In a fiction blog in November 2015, I wrote about J. K. Rowling, creator of Harry Potter. Since writing the seven Potter books (ostensibly for kids!) she has published five further books under the pseudonym of Robert Galbraith. These are, as you will probably know, about the private investigator, Cormoran Strike, and his female sidekick, Robin Ellacott. You may have seen the BBC adaptations of the first three – The Cuckoo’s Calling, The Silkworm and Career of Evil. The books came out in successive years from 2013. Since then there have been two more: Lethal White (2018) and Troubled Blood (2020). The cover of the latter is shown on the home page.
There is one vaguely interesting (if wholly pointless!?) comparison to be made between the Potter and Strike series in the Rowling/Galbraith canon. The Potter books, in order, ran to the following number of pages: 223, 251, 317, 636, 766, 607, 607. For Strike it goes 449, 455, 487, 647, 927. Yes – 927! She starts off comparatively low, when it comes to the page count, before apparently peaking at book No. 5. I can’t think the next Strike book will get into four figures in pagination terms. Whether there will end up being more Strikes than Potters is something only she knows for now. And maybe she doesn’t. As I wrote last time, given the fortune she had already made from the Potter books and consequent films before she embarked on anything to do with Strike, she must really enjoy doing it.

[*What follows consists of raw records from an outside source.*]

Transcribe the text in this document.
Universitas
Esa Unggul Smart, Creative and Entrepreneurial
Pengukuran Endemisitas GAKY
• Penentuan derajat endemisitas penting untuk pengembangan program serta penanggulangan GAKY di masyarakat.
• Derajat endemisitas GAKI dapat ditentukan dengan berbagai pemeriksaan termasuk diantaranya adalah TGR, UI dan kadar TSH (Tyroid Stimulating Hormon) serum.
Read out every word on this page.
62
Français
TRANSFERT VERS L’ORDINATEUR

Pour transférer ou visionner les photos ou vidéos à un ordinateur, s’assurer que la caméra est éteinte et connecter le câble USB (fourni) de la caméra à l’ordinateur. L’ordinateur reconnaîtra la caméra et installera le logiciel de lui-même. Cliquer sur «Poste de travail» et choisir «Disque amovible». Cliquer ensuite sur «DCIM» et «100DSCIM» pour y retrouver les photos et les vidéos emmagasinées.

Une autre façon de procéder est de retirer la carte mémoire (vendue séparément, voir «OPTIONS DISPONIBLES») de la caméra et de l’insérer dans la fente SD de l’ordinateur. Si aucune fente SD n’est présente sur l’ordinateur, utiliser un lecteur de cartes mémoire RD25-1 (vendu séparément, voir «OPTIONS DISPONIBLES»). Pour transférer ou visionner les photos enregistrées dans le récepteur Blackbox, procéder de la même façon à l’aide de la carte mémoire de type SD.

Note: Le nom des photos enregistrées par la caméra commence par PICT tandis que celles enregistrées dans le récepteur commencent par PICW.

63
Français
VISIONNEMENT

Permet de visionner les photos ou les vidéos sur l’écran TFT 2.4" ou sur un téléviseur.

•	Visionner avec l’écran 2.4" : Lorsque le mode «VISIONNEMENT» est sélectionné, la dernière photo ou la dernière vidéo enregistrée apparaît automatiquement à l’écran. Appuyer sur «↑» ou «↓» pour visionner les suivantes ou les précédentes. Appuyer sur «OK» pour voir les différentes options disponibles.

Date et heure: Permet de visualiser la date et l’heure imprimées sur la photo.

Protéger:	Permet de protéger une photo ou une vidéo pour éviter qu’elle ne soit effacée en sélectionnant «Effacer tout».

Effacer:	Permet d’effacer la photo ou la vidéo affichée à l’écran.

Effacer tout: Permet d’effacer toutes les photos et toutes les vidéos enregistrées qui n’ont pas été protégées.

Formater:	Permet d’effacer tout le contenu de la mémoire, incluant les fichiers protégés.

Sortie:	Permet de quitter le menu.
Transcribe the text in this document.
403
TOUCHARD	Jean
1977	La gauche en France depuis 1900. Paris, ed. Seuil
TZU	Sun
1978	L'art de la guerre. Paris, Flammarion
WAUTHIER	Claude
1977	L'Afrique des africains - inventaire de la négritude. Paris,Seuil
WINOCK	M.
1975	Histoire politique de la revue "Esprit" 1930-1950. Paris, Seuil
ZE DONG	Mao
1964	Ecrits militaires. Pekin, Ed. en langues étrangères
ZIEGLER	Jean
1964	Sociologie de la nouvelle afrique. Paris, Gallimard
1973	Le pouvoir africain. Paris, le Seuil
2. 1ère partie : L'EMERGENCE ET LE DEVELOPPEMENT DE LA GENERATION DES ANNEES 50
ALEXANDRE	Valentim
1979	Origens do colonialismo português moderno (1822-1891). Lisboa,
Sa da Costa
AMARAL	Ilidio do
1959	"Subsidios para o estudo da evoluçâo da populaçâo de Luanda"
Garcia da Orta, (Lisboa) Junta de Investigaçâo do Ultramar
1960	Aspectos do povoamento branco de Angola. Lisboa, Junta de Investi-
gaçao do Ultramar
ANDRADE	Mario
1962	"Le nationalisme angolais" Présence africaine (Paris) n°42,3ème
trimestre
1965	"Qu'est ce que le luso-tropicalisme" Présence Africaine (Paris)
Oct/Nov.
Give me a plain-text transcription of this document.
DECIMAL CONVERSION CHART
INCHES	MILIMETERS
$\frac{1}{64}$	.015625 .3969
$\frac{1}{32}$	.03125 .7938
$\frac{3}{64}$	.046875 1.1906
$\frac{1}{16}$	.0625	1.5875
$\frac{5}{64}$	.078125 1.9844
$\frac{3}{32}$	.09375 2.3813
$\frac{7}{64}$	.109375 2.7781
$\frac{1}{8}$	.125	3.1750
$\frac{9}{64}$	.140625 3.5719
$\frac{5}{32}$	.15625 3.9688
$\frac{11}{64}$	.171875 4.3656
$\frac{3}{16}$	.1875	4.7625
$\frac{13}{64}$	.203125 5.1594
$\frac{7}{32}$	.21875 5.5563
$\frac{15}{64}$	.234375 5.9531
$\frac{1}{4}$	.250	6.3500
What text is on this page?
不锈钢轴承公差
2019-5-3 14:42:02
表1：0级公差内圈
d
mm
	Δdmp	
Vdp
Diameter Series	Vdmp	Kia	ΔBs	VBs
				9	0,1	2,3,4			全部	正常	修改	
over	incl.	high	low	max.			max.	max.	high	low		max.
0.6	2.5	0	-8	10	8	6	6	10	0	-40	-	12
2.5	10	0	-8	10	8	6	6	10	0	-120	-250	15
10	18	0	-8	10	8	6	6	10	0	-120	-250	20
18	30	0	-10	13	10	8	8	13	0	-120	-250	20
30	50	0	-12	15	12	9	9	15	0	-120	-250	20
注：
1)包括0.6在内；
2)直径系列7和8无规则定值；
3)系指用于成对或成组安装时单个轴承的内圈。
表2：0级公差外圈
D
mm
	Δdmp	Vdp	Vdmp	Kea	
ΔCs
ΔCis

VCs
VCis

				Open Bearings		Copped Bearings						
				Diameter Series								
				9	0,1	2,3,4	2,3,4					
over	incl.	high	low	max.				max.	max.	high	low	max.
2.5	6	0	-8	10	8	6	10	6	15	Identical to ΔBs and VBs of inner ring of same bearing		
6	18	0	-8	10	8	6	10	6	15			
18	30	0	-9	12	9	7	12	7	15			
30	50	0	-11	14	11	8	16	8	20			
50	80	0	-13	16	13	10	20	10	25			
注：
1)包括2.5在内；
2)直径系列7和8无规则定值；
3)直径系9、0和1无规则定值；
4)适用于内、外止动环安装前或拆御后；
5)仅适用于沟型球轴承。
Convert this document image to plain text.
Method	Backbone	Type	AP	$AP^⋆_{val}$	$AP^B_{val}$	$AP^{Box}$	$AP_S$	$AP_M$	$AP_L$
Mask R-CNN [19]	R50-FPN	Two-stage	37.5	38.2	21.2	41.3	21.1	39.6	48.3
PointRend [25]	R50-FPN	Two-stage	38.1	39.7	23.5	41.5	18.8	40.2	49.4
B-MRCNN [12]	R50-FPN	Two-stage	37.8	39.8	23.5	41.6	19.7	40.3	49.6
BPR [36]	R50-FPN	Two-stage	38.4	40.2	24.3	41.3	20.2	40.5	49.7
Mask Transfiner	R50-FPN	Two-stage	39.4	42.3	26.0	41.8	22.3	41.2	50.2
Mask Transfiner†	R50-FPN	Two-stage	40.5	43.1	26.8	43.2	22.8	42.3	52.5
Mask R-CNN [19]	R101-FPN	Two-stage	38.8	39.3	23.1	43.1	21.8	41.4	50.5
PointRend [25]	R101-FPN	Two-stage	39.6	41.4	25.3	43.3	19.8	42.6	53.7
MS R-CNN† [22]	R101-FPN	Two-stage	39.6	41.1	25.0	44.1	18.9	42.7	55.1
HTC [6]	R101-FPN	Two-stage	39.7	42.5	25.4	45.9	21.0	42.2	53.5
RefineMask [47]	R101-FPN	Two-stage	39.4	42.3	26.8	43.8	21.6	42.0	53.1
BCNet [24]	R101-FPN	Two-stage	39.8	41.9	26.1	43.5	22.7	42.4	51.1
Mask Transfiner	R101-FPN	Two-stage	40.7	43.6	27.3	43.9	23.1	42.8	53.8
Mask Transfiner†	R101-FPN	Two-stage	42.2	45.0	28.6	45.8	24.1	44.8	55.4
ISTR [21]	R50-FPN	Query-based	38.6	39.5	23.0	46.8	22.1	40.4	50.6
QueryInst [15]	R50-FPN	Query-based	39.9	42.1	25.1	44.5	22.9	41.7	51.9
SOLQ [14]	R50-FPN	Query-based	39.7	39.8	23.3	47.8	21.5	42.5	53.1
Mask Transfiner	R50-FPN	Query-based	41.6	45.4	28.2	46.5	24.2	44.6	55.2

Whereas each chapter of Career of Evil is headed by a song from the Blue Oyster Cult’s oeuvre, Lethal White goes for a doom-laden Henrik Ibsen (aren’t all of his doom-laden?) play, Rosmersholm, and Troubled Blood has Edmund Spenser’s The Faerie Queene. With all the books, which are hugely enjoyable as well as simply huge in some cases, there is on occasion a sense that Rowling cannot be edited: that is, there’s no one who’s going to say “don’t you think this bit goes on too long?” Also, Strike is a moderately keen Arsenal fan, and she’ll have him watching a match on the TV at 3 o’clock on a Saturday afternoon. (This all being pre-covid.) That is, she knows that the Premier League is on Sky but nobody has the balls to say to her “it’s never on the telly at that time”. And while Strike is unquestionably the star character, one cannot but wonder whether the author sees at least a little bit of Robin in herself?
There is an enormously suppressed sexual chemistry between the two leads. Robin has by the latter book been married and divorced from the deadly dull Matthew, while Strike’s life is repeatedly put in turmoil by the (he says) unwanted intrusions into it by Charlotte, his impossibly glamorous ex. One cannot but think Robin and he will eventually end up together, although if that did happen it would surely also signal the end of the series. But perhaps it won’t be that way. Intriguing though the plots are, the books are fundamentally mostly about the dynamic between Strike and Robin. In some respects, Rowling/Galbraith has created a modern-day Holmes/Watson.